When the Touchdown Club holds its 51st annual awards dinner at the Sheraton Washington Hotel tonight, U.S. Rep. Pat Schroeder (D-Colo.) will not be there, but her spirit lingers.

Schroeder turned up with her husband for the 41st annual dinner a decade ago, clutching a pair of tickets given her by a fellow representative who was unable to attend. She was looking for a big night out, but instead got the boot.

"I had no idea it was men only," she said last week. "We got all dressed up, we hired a baby sitter. My husband is a big sports fan and I thought since he went to events with me all the time, here was a chance to do something for him. But when we got there it was very clear we were persona non grata. They said, 'Are you leaving, or do we have to carry you out?' "

Washington publicist Charlie Brotman was general chairman that year and recalled the mess. "I was sitting between Henry Kissinger and Bob Hope at the head table," said Brotman, "when someone came to me and said, 'We have a problem. There is a woman at the door in evening clothes and she wants to come in. What are we going to do?' "

A few days later Brotman got a letter from another Schroeder colleague, House Speaker Thomas P. O'Neill, asking the same question.

It only took three years and three months to get an answer. In March 1979, the Touchdown Club admitted its first woman member, Lela Foreman, an official of the Communications Workers of America who played football growing up in Oklahoma.

Foreman isn't just one of several women attending tonight's $125-a-plate dinner, which honors national and local sports figures, she is general chairman of the event, the first woman to have the job. And 10 days from now, barring any unexpected hitch, she will be installed as the first woman president of the Touchdown Club.

Schroeder is delighted. "Justice is done," she said.

So, who is Lela Foreman and how did she come to sit in this spot? "I'm just an Okie from Muskogee," she said. "I guess I've been a tomboy all my life."

Club members say Foreman's organizational skills and willingness to work on volunteer projects put her in line for elected office.

"She has executive ability, she has guts, she stayed in there," said Joe Holman, who has participated in club activities since the 1930s.

"She's done anything any guy could," said Barney Shankman, a 35-year club member. "She's participated, she's very sports-minded, she's familiar with football and she's a good administrator."

Foreman is a widow and grandmother who moved to Washington in 1975 to be women's director of the CWA after a long career in the telephone business in Oklahoma.

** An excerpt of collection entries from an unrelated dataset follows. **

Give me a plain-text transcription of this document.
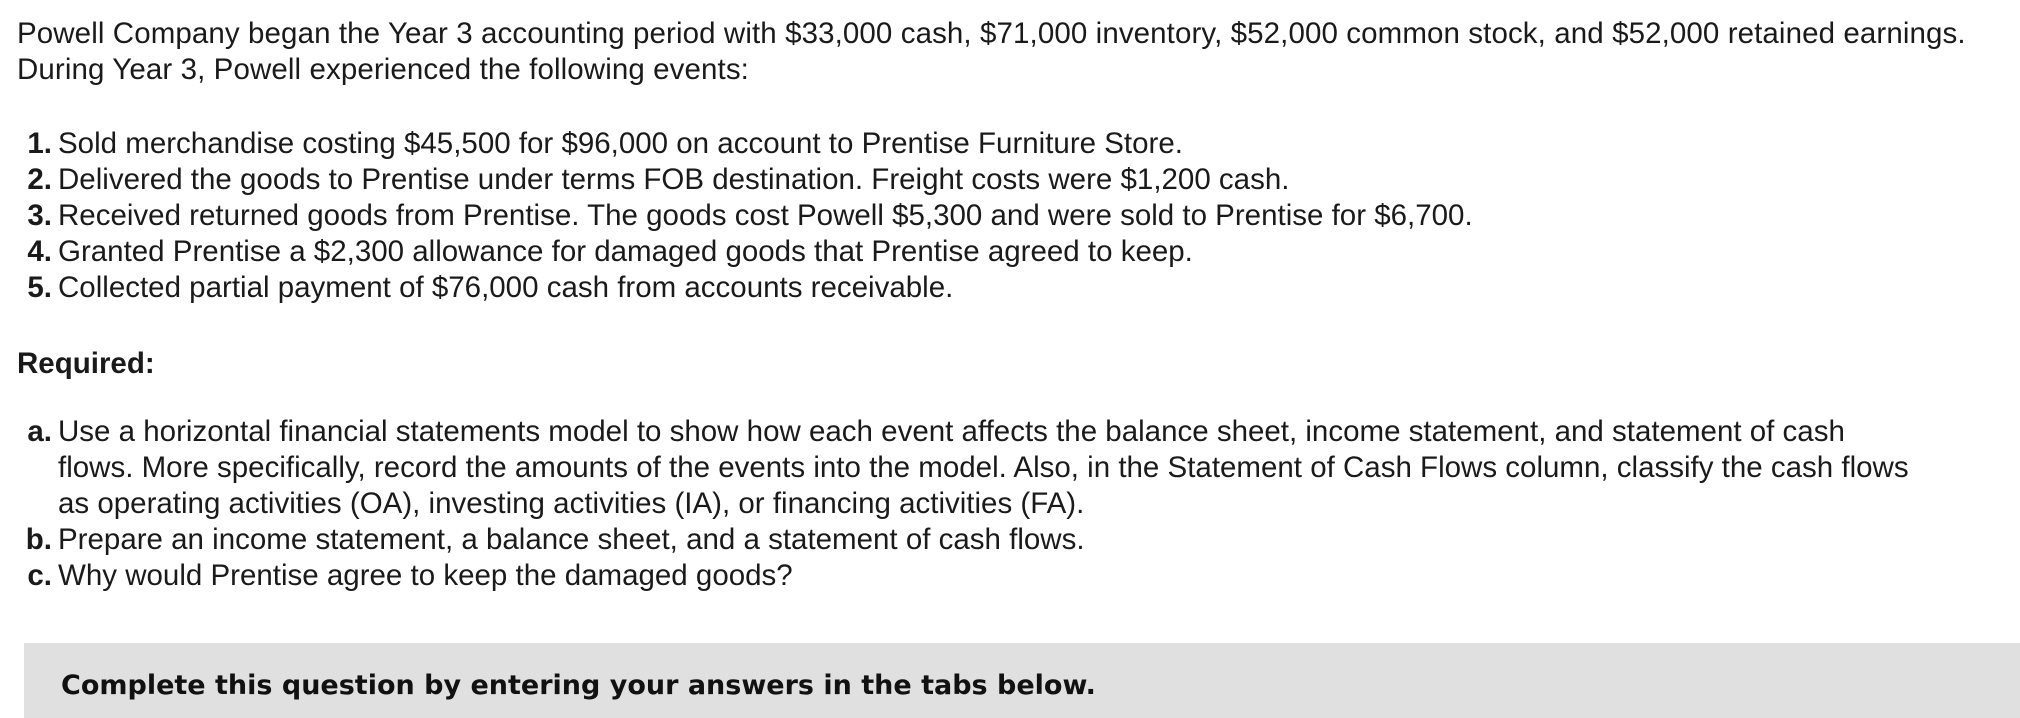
Powell Company began the Year 3 accounting period with $33,000 cash, $71,000 inventory, $52,000 common stock, and $52,000 retained earnings. During Year 3, Powell experienced the following events:

1. Sold merchandise costing $45,500 for $96,000 on account to Prentise Furniture Store.
2. Delivered the goods to Prentise under terms FOB destination. Freight costs were $1,200 cash.
3. Received returned goods from Prentise. The goods cost Powell $5,300 and were sold to Prentise for $6,700.
4. Granted Prentise a $2,300 allowance for damaged goods that Prentise agreed to keep.
5. Collected partial payment of $76,000 cash from accounts receivable.

Required:

a. Use a horizontal financial statements model to show how each event affects the balance sheet, income statement, and statement of cash flows. More specifically, record the amounts of the events into the model. Also, in the Statement of Cash Flows column, classify the cash flows as operating activities (OA), investing activities (IA), or financing activities (FA).
b. Prepare an income statement, a balance sheet, and a statement of cash flows.
c. Why would Prentise agree to keep the damaged goods?
Complete this question by entering your answers in the tabs below.
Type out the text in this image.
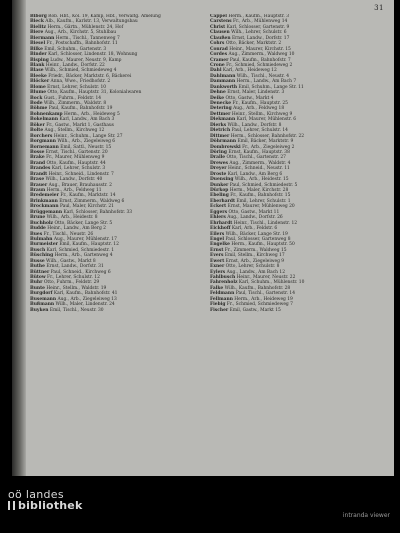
31

Biborg Rob. Hbf., Kol. 19, Kamp, Hbf., Verwaltg. Amelung

Bieck Alb., Kaufm., Karlstr. 13, Verwaltungsbau

Bielitz Herm., Gärtn., Mühlenstr. 24, Hof

Biere Aug., Arb., Kirchstr. 5, Stuhlbau

Biermann Herm., Tischl., Tannenweg 7

Biesel Fr., Postschaffn., Bahnhofstr. 11

Bilke Emil, Schuhm., Gartenstr. 3

Binder Karl, Schlosser, Lindenstr. 18, Wohnung

Bisping Ludw., Maurer, Neustr. 9, Kamp

Blank Heinr., Landw., Dorfstr. 22

Blase Wilh., Schmied, Schmiedeweg 4

Bleeke Friedr., Bäcker, Marktstr. 6, Bäckerei

Blöcker Anna, Wwe., Friedhofstr. 2

Blome Ernst, Lehrer, Schulstr. 10

Blume Otto, Kaufm., Hauptstr. 31, Kolonialwaren

Bock Gust., Fuhrm., Feldstr. 14

Bode Wilh., Zimmerm., Waldstr. 8

Böhme Paul, Kaufm., Bahnhofstr. 19

Bohnenkamp Herm., Arb., Heideweg 5

Bokelmann Karl, Landw., Am Bach 3

Böker Fr., Gastw., Markt 1, Gasthaus

Bolte Aug., Stellm., Kirchweg 12

Borchers Heinr., Schuhm., Lange Str. 27

Borgmann Wilh., Arb., Ziegeleiweg 6

Bornemann Emil, Sattl., Neustr. 15

Bosse Ernst, Tischl., Gartenstr. 20

Brake Fr., Maurer, Mühlenweg 9

Brand Otto, Kaufm., Hauptstr. 44

Brandes Karl, Lehrer, Schulstr. 3

Brandt Heinr., Schneid., Lindenstr. 7

Brase Wilh., Landw., Dorfstr. 40

Brauer Aug., Brauer, Brauhausstr. 2

Braun Herm., Arb., Feldweg 11

Bredemeier Fr., Kaufm., Marktstr. 14

Brinkmann Ernst, Zimmerm., Waldweg 6

Brockmann Paul, Maler, Kirchstr. 21

Brüggemann Karl, Schlosser, Bahnhofstr. 33

Brune Wilh., Arb., Heidestr. 8

Buchholz Otto, Bäcker, Lange Str. 5

Budde Heinr., Landw., Am Berg 2

Bues Fr., Tischl., Neustr. 26

Bulmahn Aug., Maurer, Mühlenstr. 17

Burmeister Emil, Kaufm., Hauptstr. 12

Busch Karl, Schmied, Schmiedestr. 1

Büsching Herm., Arb., Gartenweg 4

Busse Wilh., Gastw., Markt 8

Buthe Ernst, Landw., Dorfstr. 31

Büttner Paul, Schneid., Kirchweg 6

Bütow Fr., Lehrer, Schulstr. 12

Buhr Otto, Fuhrm., Feldstr. 29

Bunte Heinr., Stellm., Waldstr. 19

Burgdorf Karl, Kaufm., Bahnhofstr. 41

Busemann Aug., Arb., Ziegeleiweg 13

Bußmann Wilh., Maler, Lindenstr. 24

Buyken Emil, Tischl., Neustr. 30

Cappel Herm., Kaufm., Hauptstr. 3

Carstens Fr., Arb., Mühlenweg 14

Christ Karl, Schlosser, Gartenstr. 9

Clausen Wilh., Lehrer, Schulstr. 6

Claußen Ernst, Landw., Dorfstr. 17

Cohrs Otto, Bäcker, Marktstr. 2

Conrad Heinr., Maurer, Kirchstr. 15

Cordes Aug., Zimmerm., Waldweg 10

Cramer Paul, Kaufm., Bahnhofstr. 7

Crone Fr., Schmied, Schmiedeweg 2

Dahl Karl, Arb., Heideweg 12

Dahlmann Wilh., Tischl., Neustr. 4

Dammann Herm., Landw., Am Bach 7

Dankworth Emil, Schuhm., Lange Str. 11

Dehne Ernst, Maler, Lindenstr. 3

Deike Otto, Gastw., Markt 4

Denecke Fr., Kaufm., Hauptstr. 25

Detering Aug., Arb., Feldweg 18

Dettmer Heinr., Stellm., Kirchweg 9

Diekmann Karl, Maurer, Mühlenstr. 6

Dierks Wilh., Landw., Dorfstr. 8

Dietrich Paul, Lehrer, Schulstr. 14

Dittmer Herm., Schlosser, Bahnhofstr. 22

Döhrmann Emil, Bäcker, Marktstr. 9

Dombrowski Fr., Arb., Ziegeleiweg 2

Döring Ernst, Kaufm., Hauptstr. 38

Dralle Otto, Tischl., Gartenstr. 27

Drewes Aug., Zimmerm., Waldstr. 4

Dreyer Heinr., Schneid., Neustr. 11

Droste Karl, Landw., Am Berg 6

Duensing Wilh., Arb., Heidestr. 15

Dunker Paul, Schmied, Schmiedestr. 5

Dürkop Herm., Maler, Kirchstr. 28

Ebeling Fr., Kaufm., Bahnhofstr. 15

Eberhardt Emil, Lehrer, Schulstr. 1

Eckert Ernst, Maurer, Mühlenweg 20

Eggers Otto, Gastw., Markt 11

Ehlers Aug., Landw., Dorfstr. 26

Ehrhardt Heinr., Tischl., Lindenstr. 12

Eickhoff Karl, Arb., Feldstr. 6

Eilers Wilh., Bäcker, Lange Str. 19

Engel Paul, Schlosser, Gartenweg 8

Engelke Herm., Kaufm., Hauptstr. 50

Ernst Fr., Zimmerm., Waldweg 15

Evers Emil, Stellm., Kirchweg 17

Ewert Ernst, Arb., Ziegeleiweg 9

Exner Otto, Lehrer, Schulstr. 8

Eylers Aug., Landw., Am Bach 12

Fahlbusch Heinr., Maurer, Neustr. 22

Fahrenholz Karl, Schuhm., Mühlenstr. 10

Falke Wilh., Kaufm., Bahnhofstr. 28

Feldmann Paul, Tischl., Gartenstr. 14

Fellmann Herm., Arb., Heideweg 19

Fiebig Fr., Schmied, Schmiedeweg 7

Fischer Emil, Gastw., Markt 15

oö landes
bibliothek
intranda viewer
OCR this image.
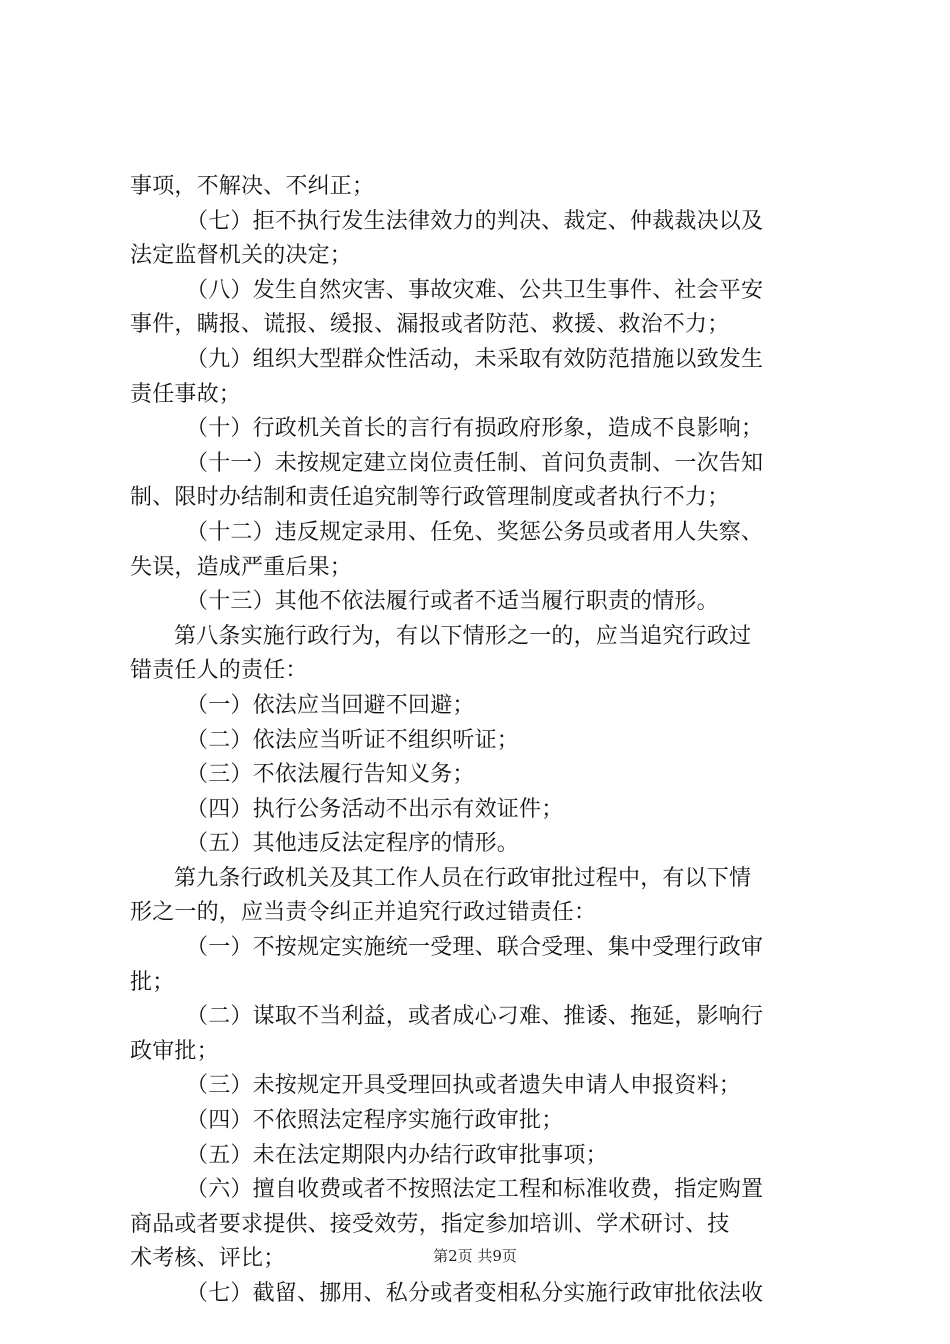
事项，不解决、不纠正；
（七）拒不执行发生法律效力的判决、裁定、仲裁裁决以及
法定监督机关的决定；
（八）发生自然灾害、事故灾难、公共卫生事件、社会平安
事件，瞒报、谎报、缓报、漏报或者防范、救援、救治不力；
（九）组织大型群众性活动，未采取有效防范措施以致发生
责任事故；
（十）行政机关首长的言行有损政府形象，造成不良影响；
（十一）未按规定建立岗位责任制、首问负责制、一次告知
制、限时办结制和责任追究制等行政管理制度或者执行不力；
（十二）违反规定录用、任免、奖惩公务员或者用人失察、
失误，造成严重后果；
（十三）其他不依法履行或者不适当履行职责的情形。
第八条实施行政行为，有以下情形之一的，应当追究行政过
错责任人的责任：
（一）依法应当回避不回避；
（二）依法应当听证不组织听证；
（三）不依法履行告知义务；
（四）执行公务活动不出示有效证件；
（五）其他违反法定程序的情形。
第九条行政机关及其工作人员在行政审批过程中，有以下情
形之一的，应当责令纠正并追究行政过错责任：
（一）不按规定实施统一受理、联合受理、集中受理行政审
批；
（二）谋取不当利益，或者成心刁难、推诿、拖延，影响行
政审批；
（三）未按规定开具受理回执或者遗失申请人申报资料；
（四）不依照法定程序实施行政审批；
（五）未在法定期限内办结行政审批事项；
（六）擅自收费或者不按照法定工程和标准收费，指定购置
商品或者要求提供、接受效劳，指定参加培训、学术研讨、技
术考核、评比；
（七）截留、挪用、私分或者变相私分实施行政审批依法收
第2页 共9页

She started as a telephone operator in Muskogee in the old "number please" days, she said, and worked her way up to head a 900-member union local.

"I know how to fight," said Foreman, puffing a cigarette at an office in the club bar and restaurant on L Street NW, "but fortunately we don't have to do that here. I'm involved with the club because I like it, and when I came in I brought some leadership skills."

She said when she first came to town she frequently had lunch at the club as a guest of her coworkers at CWA, many of whom were members. In those days, women were allowed in for lunch only. She said as a lifelong fan of the Oklahoma Sooners and a converted Redskins rooter, she enjoyed the chatter and the ambiance, but felt awkward always being a guest.

"I wanted to take them to lunch, too," she said.

So, 10 minutes after membership was opened to women, her application and check were in club officers' hands.

Foreman has taken vacation from her real job for the last week to have time to shepherd along tonight's banquet. Among those to be honored are California Angels owner Gene Autry, Chicago Bears running back Walter Payton, Redskins Neal Olkewicz and Russ Grimm, Bullet Jeff Malone, Penn State Coach Joe Paterno, Mike Gartner of the Capitals, film actress Goldie Hawn (as a "local schoolgirl who made good"), Maryland Republican Sen. Charles McC. Mathias and Maryland Gov. Harry Hughes.

Foreman is counting on a big turnout, she said, and of course the door now is open to all.